Music Reviews
Waysides

Bedouine Waysides

(Bedouine Music) Rating - 7/10

Sometimes it takes looking at the past to be able to move forward. It's an adage that Azniv Korkejian, aka Bedouine, took to heart when she decided to revisit a stockpile of songs she'd written, but hadn't released, even before her 2017 self-titled album. These fragments of the past eventually turned into Waysides, a collection of songs that Korkejian wrote while taking refuge in her LA home during the COVID-19 pandemic.

For Korkejian, this period of stasis allowed her to nourish and breathe new life into them. She quickly realized that the more sentimental aspects of her former self connected with the state of flux she found herself in. That feeling of settling in and letting those emotions rush over you come through on I Don't Need the Light, on which Korkejian clings into faint hope over an almost acapella performance. The mood here is spare and contemplative, like on The Wave, which finds her thinking about a friend she lost—and aspiring to her uncomplicated approach to life—over a flighty acoustic strum. She never complicates the process considering her gentle, delicate approach to songwriting, letting the weight of her words sink in instead.

While Waysides is unmatched in quality and execution, it sometimes feels a little too neat compared to the lush orchestrations of her breakthrough 2019 LP Bird Songs of a Killjoy. But there are some surprises to behold, coming in late into the album. Forever Everette begins as a bare confession in the immediate aftermath of a betrayal, building into a jazzy swing that feels urgent and passionate. And on album highlight Sonnet 104, Korkejian and frequent creative collaborator/partner Gus Seyffert sing in harmonic unison layered over Spanish guitar strumms and a waltzy drum pattern. Though gorgeous in their own right, they both feel like sketches of what could've been a larger project.
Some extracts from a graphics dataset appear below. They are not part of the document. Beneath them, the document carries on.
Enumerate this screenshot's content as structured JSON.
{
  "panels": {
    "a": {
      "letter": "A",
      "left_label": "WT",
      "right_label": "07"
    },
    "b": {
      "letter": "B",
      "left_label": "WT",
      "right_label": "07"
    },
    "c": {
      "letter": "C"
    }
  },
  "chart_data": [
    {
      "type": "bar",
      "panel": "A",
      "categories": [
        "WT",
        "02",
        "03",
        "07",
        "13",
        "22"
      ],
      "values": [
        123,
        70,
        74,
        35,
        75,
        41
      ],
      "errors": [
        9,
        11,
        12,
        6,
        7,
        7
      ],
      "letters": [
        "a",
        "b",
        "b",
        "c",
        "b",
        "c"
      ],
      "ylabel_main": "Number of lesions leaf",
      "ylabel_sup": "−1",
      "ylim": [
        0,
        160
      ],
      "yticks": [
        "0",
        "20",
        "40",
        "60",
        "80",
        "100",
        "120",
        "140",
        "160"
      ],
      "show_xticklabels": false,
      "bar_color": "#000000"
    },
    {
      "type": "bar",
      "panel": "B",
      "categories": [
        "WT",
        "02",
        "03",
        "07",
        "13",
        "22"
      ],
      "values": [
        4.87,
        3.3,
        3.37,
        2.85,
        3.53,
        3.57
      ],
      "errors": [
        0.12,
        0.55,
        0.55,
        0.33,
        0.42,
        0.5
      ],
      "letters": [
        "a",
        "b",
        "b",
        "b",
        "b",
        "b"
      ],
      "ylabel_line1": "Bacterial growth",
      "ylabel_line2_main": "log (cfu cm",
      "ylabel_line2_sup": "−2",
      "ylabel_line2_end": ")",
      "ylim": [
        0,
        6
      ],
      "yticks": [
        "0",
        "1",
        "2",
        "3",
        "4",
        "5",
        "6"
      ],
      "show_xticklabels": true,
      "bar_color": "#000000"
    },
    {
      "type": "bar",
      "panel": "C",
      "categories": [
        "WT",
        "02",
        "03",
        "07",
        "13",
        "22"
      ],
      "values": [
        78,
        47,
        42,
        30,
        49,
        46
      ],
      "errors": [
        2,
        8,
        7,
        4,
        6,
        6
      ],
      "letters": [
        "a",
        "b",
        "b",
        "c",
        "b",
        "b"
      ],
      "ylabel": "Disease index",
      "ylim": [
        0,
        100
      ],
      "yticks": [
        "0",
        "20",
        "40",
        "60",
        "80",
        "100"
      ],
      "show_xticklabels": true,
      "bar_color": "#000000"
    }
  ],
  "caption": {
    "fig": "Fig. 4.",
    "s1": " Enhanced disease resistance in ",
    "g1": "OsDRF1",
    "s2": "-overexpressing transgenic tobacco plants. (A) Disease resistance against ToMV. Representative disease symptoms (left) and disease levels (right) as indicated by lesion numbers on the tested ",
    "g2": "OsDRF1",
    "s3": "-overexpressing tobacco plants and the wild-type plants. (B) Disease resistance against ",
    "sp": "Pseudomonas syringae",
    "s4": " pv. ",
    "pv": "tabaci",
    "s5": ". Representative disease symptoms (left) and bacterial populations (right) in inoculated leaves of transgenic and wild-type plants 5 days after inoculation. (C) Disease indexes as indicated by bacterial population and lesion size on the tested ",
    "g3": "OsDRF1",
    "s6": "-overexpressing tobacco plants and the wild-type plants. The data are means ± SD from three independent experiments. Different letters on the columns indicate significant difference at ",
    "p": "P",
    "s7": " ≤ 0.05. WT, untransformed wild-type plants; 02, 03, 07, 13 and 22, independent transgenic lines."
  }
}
Still, Korkejian's elegant folk flourishes resonate with such warmth and clarity that it's easy to set aside these sequencing quibbles. Waysides feels like the personal statement she needed to make at the right time, flowing with an openness that signifies a period of transition. When she closes the album with a haunting, Julee Cruise-like cover of Fleetwood Mac's Songbird, we're entranced with Korkejian's ability to find comfort in the unfamiliar. She's letting us in into her uncertainty, making art in difficult times both worldly and individual—and it feels like a gift.